Bu saçma mazeret özellikle son yıllarda iyice dillendirilmeye başladı. Selçuk, Engin, kısmen Ceyhun, Umut ve Burak’a şehir dar gel(miş)… Bu oyuncular bir şekilde gitmek istediler ve gittiler. Bu ayrılıklar, geride kalıp aynı mazerete sığınacaklar için de iyi bir liman oldu. Okuduklarımız doğruysa şimdi aynı limana Barış Özbek ve Volkan Şen yanaşmaya başladı. Bu adamlar Trabzon’a gelmeden önce şehirden ne bekliyorlardı gerçekten çok merak ediyorum. Bursalı Volkan Trabzon’u beğenmiyorsa, Kariyerinde West Ham-R.Madrid gibi takımlar olan Fransız Faubert herhalde silah zoruyla Elazığ’da top oynuyordur!

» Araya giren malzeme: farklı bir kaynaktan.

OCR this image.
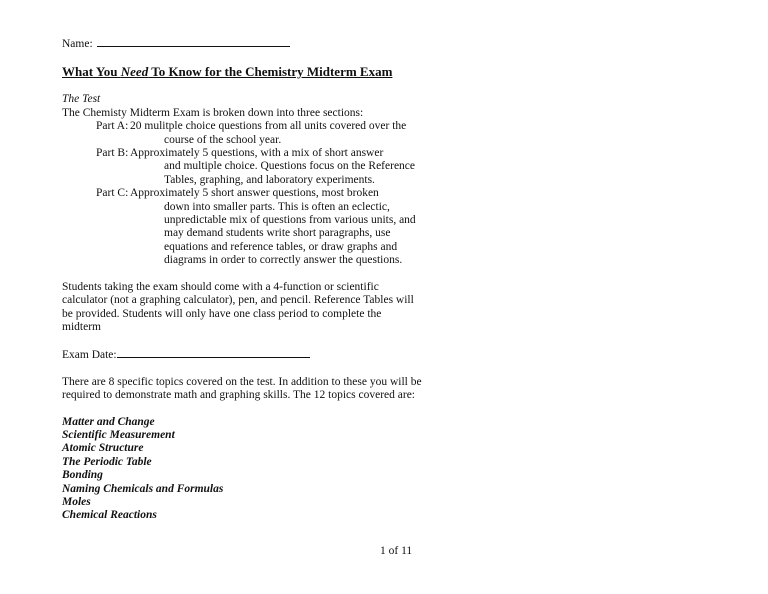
Name:
What You Need To Know for the Chemistry Midterm Exam
The Test
The Chemisty Midterm Exam is broken down into three sections:
Part A: 20 mulitple choice questions from all units covered over the
course of the school year.
Part B: Approximately 5 questions, with a mix of short answer
and multiple choice. Questions focus on the Reference Tables, graphing, and laboratory experiments.
Part C: Approximately 5 short answer questions, most broken
down into smaller parts. This is often an eclectic, unpredictable mix of questions from various units, and may demand students write short paragraphs, use equations and reference tables, or draw graphs and diagrams in order to correctly answer the questions.
Students taking the exam should come with a 4-function or scientific calculator (not a graphing calculator), pen, and pencil. Reference Tables will be provided. Students will only have one class period to complete the midterm
Exam Date:
There are 8 specific topics covered on the test. In addition to these you will be required to demonstrate math and graphing skills. The 12 topics covered are:
Matter and Change
Scientific Measurement
Atomic Structure
The Periodic Table
Bonding
Naming Chemicals and Formulas
Moles
Chemical Reactions
1 of 11
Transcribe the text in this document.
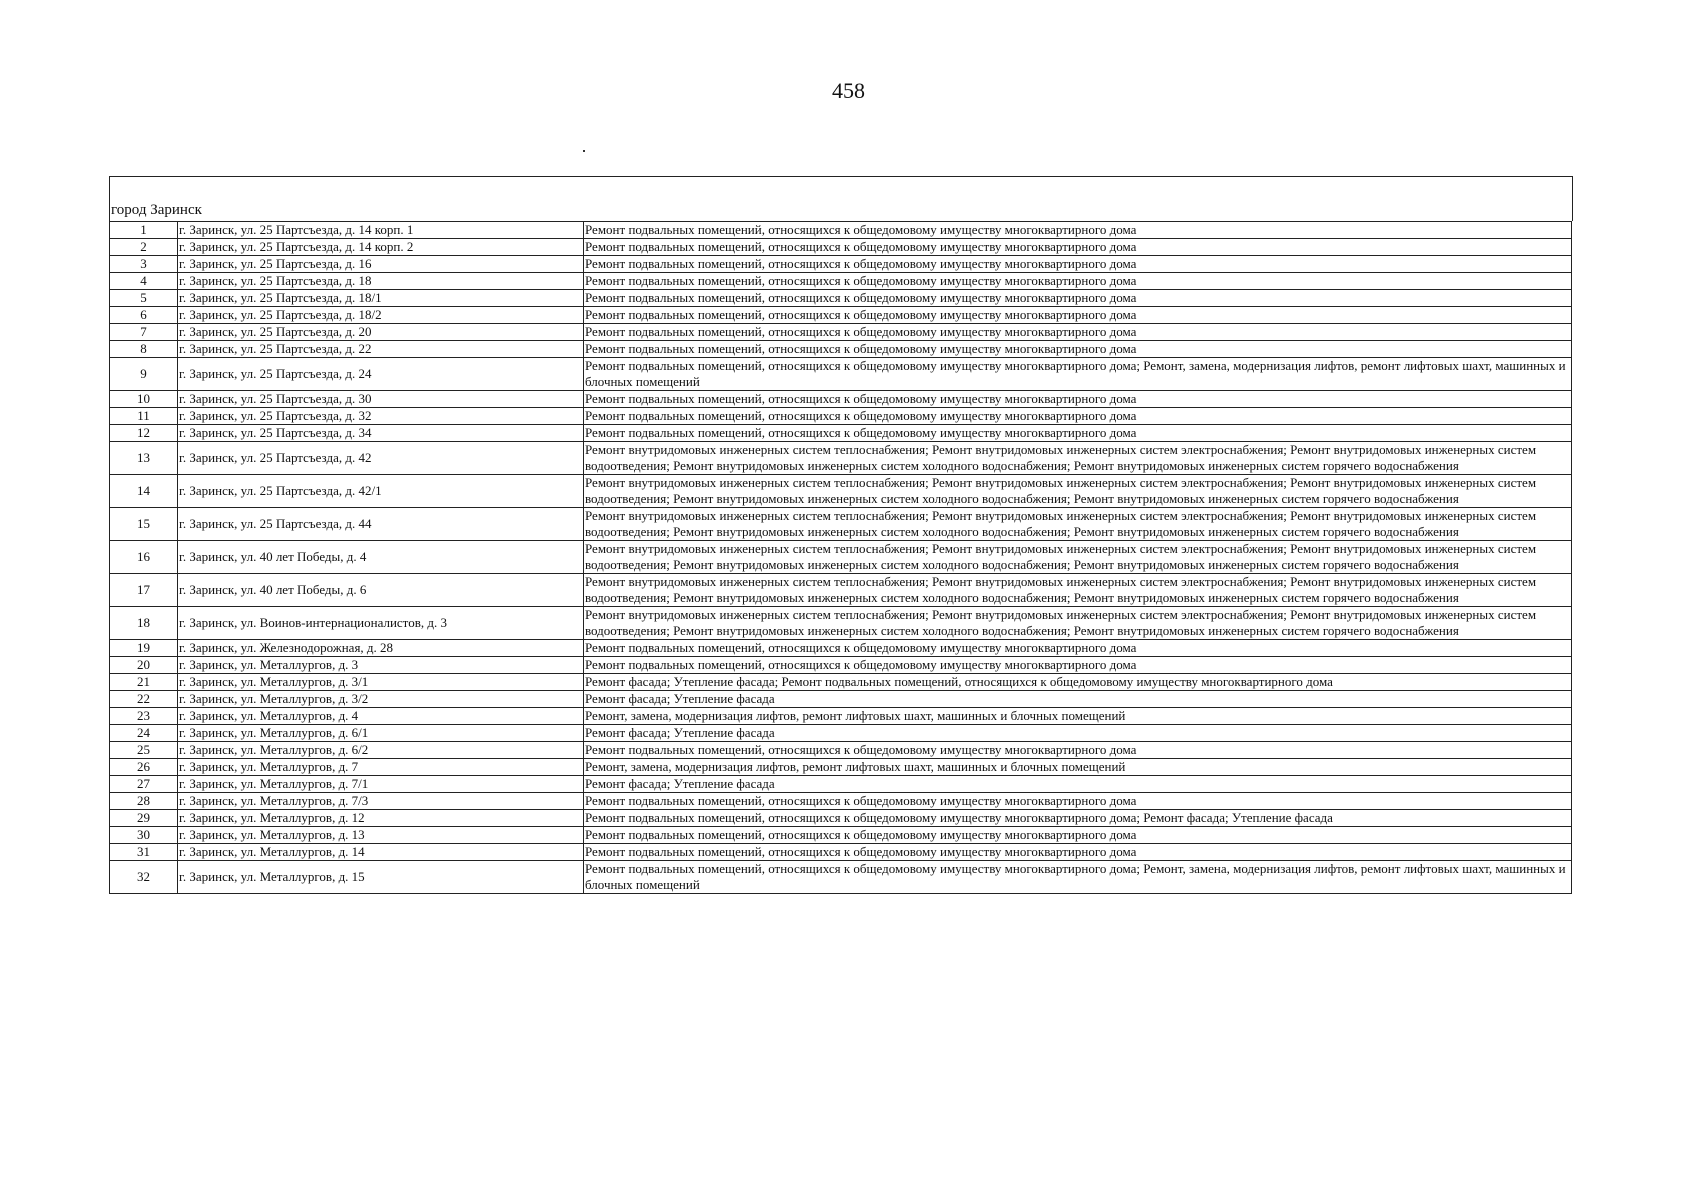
458
город Заринск
1	г. Заринск, ул. 25 Партсъезда, д. 14 корп. 1	Ремонт подвальных помещений, относящихся к общедомовому имуществу многоквартирного дома
2	г. Заринск, ул. 25 Партсъезда, д. 14 корп. 2	Ремонт подвальных помещений, относящихся к общедомовому имуществу многоквартирного дома
3	г. Заринск, ул. 25 Партсъезда, д. 16	Ремонт подвальных помещений, относящихся к общедомовому имуществу многоквартирного дома
4	г. Заринск, ул. 25 Партсъезда, д. 18	Ремонт подвальных помещений, относящихся к общедомовому имуществу многоквартирного дома
5	г. Заринск, ул. 25 Партсъезда, д. 18/1	Ремонт подвальных помещений, относящихся к общедомовому имуществу многоквартирного дома
6	г. Заринск, ул. 25 Партсъезда, д. 18/2	Ремонт подвальных помещений, относящихся к общедомовому имуществу многоквартирного дома
7	г. Заринск, ул. 25 Партсъезда, д. 20	Ремонт подвальных помещений, относящихся к общедомовому имуществу многоквартирного дома
8	г. Заринск, ул. 25 Партсъезда, д. 22	Ремонт подвальных помещений, относящихся к общедомовому имуществу многоквартирного дома
9	г. Заринск, ул. 25 Партсъезда, д. 24	Ремонт подвальных помещений, относящихся к общедомовому имуществу многоквартирного дома; Ремонт, замена, модернизация лифтов, ремонт лифтовых шахт, машинных и блочных помещений
10	г. Заринск, ул. 25 Партсъезда, д. 30	Ремонт подвальных помещений, относящихся к общедомовому имуществу многоквартирного дома
11	г. Заринск, ул. 25 Партсъезда, д. 32	Ремонт подвальных помещений, относящихся к общедомовому имуществу многоквартирного дома
12	г. Заринск, ул. 25 Партсъезда, д. 34	Ремонт подвальных помещений, относящихся к общедомовому имуществу многоквартирного дома
13	г. Заринск, ул. 25 Партсъезда, д. 42	Ремонт внутридомовых инженерных систем теплоснабжения; Ремонт внутридомовых инженерных систем электроснабжения; Ремонт внутридомовых инженерных систем водоотведения; Ремонт внутридомовых инженерных систем холодного водоснабжения; Ремонт внутридомовых инженерных систем горячего водоснабжения
14	г. Заринск, ул. 25 Партсъезда, д. 42/1	Ремонт внутридомовых инженерных систем теплоснабжения; Ремонт внутридомовых инженерных систем электроснабжения; Ремонт внутридомовых инженерных систем водоотведения; Ремонт внутридомовых инженерных систем холодного водоснабжения; Ремонт внутридомовых инженерных систем горячего водоснабжения
15	г. Заринск, ул. 25 Партсъезда, д. 44	Ремонт внутридомовых инженерных систем теплоснабжения; Ремонт внутридомовых инженерных систем электроснабжения; Ремонт внутридомовых инженерных систем водоотведения; Ремонт внутридомовых инженерных систем холодного водоснабжения; Ремонт внутридомовых инженерных систем горячего водоснабжения
16	г. Заринск, ул. 40 лет Победы, д. 4	Ремонт внутридомовых инженерных систем теплоснабжения; Ремонт внутридомовых инженерных систем электроснабжения; Ремонт внутридомовых инженерных систем водоотведения; Ремонт внутридомовых инженерных систем холодного водоснабжения; Ремонт внутридомовых инженерных систем горячего водоснабжения
17	г. Заринск, ул. 40 лет Победы, д. 6	Ремонт внутридомовых инженерных систем теплоснабжения; Ремонт внутридомовых инженерных систем электроснабжения; Ремонт внутридомовых инженерных систем водоотведения; Ремонт внутридомовых инженерных систем холодного водоснабжения; Ремонт внутридомовых инженерных систем горячего водоснабжения
18	г. Заринск, ул. Воинов-интернационалистов, д. 3	Ремонт внутридомовых инженерных систем теплоснабжения; Ремонт внутридомовых инженерных систем электроснабжения; Ремонт внутридомовых инженерных систем водоотведения; Ремонт внутридомовых инженерных систем холодного водоснабжения; Ремонт внутридомовых инженерных систем горячего водоснабжения
19	г. Заринск, ул. Железнодорожная, д. 28	Ремонт подвальных помещений, относящихся к общедомовому имуществу многоквартирного дома
20	г. Заринск, ул. Металлургов, д. 3	Ремонт подвальных помещений, относящихся к общедомовому имуществу многоквартирного дома
21	г. Заринск, ул. Металлургов, д. 3/1	Ремонт фасада; Утепление фасада; Ремонт подвальных помещений, относящихся к общедомовому имуществу многоквартирного дома
22	г. Заринск, ул. Металлургов, д. 3/2	Ремонт фасада; Утепление фасада
23	г. Заринск, ул. Металлургов, д. 4	Ремонт, замена, модернизация лифтов, ремонт лифтовых шахт, машинных и блочных помещений
24	г. Заринск, ул. Металлургов, д. 6/1	Ремонт фасада; Утепление фасада
25	г. Заринск, ул. Металлургов, д. 6/2	Ремонт подвальных помещений, относящихся к общедомовому имуществу многоквартирного дома
26	г. Заринск, ул. Металлургов, д. 7	Ремонт, замена, модернизация лифтов, ремонт лифтовых шахт, машинных и блочных помещений
27	г. Заринск, ул. Металлургов, д. 7/1	Ремонт фасада; Утепление фасада
28	г. Заринск, ул. Металлургов, д. 7/3	Ремонт подвальных помещений, относящихся к общедомовому имуществу многоквартирного дома
29	г. Заринск, ул. Металлургов, д. 12	Ремонт подвальных помещений, относящихся к общедомовому имуществу многоквартирного дома; Ремонт фасада; Утепление фасада
30	г. Заринск, ул. Металлургов, д. 13	Ремонт подвальных помещений, относящихся к общедомовому имуществу многоквартирного дома
31	г. Заринск, ул. Металлургов, д. 14	Ремонт подвальных помещений, относящихся к общедомовому имуществу многоквартирного дома
32	г. Заринск, ул. Металлургов, д. 15	Ремонт подвальных помещений, относящихся к общедомовому имуществу многоквартирного дома; Ремонт, замена, модернизация лифтов, ремонт лифтовых шахт, машинных и блочных помещений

Schalke yönetimi, takıma transfer ettiği oyuncuları önce şehrin simgesi olan kömür madenine sokup, maçları izlemeye gelen taraftarların parayı nasıl kazandığını gösteriyor. Hani insanın biraz vicdanı olsa, biraz empati yapsa, bu insanlar bu şartlarda para kazanırken ben nasıl top teperek bu kadar para kazanıyorum ve bunu hak etmek için ne yapmalıyım diye kendine sorar…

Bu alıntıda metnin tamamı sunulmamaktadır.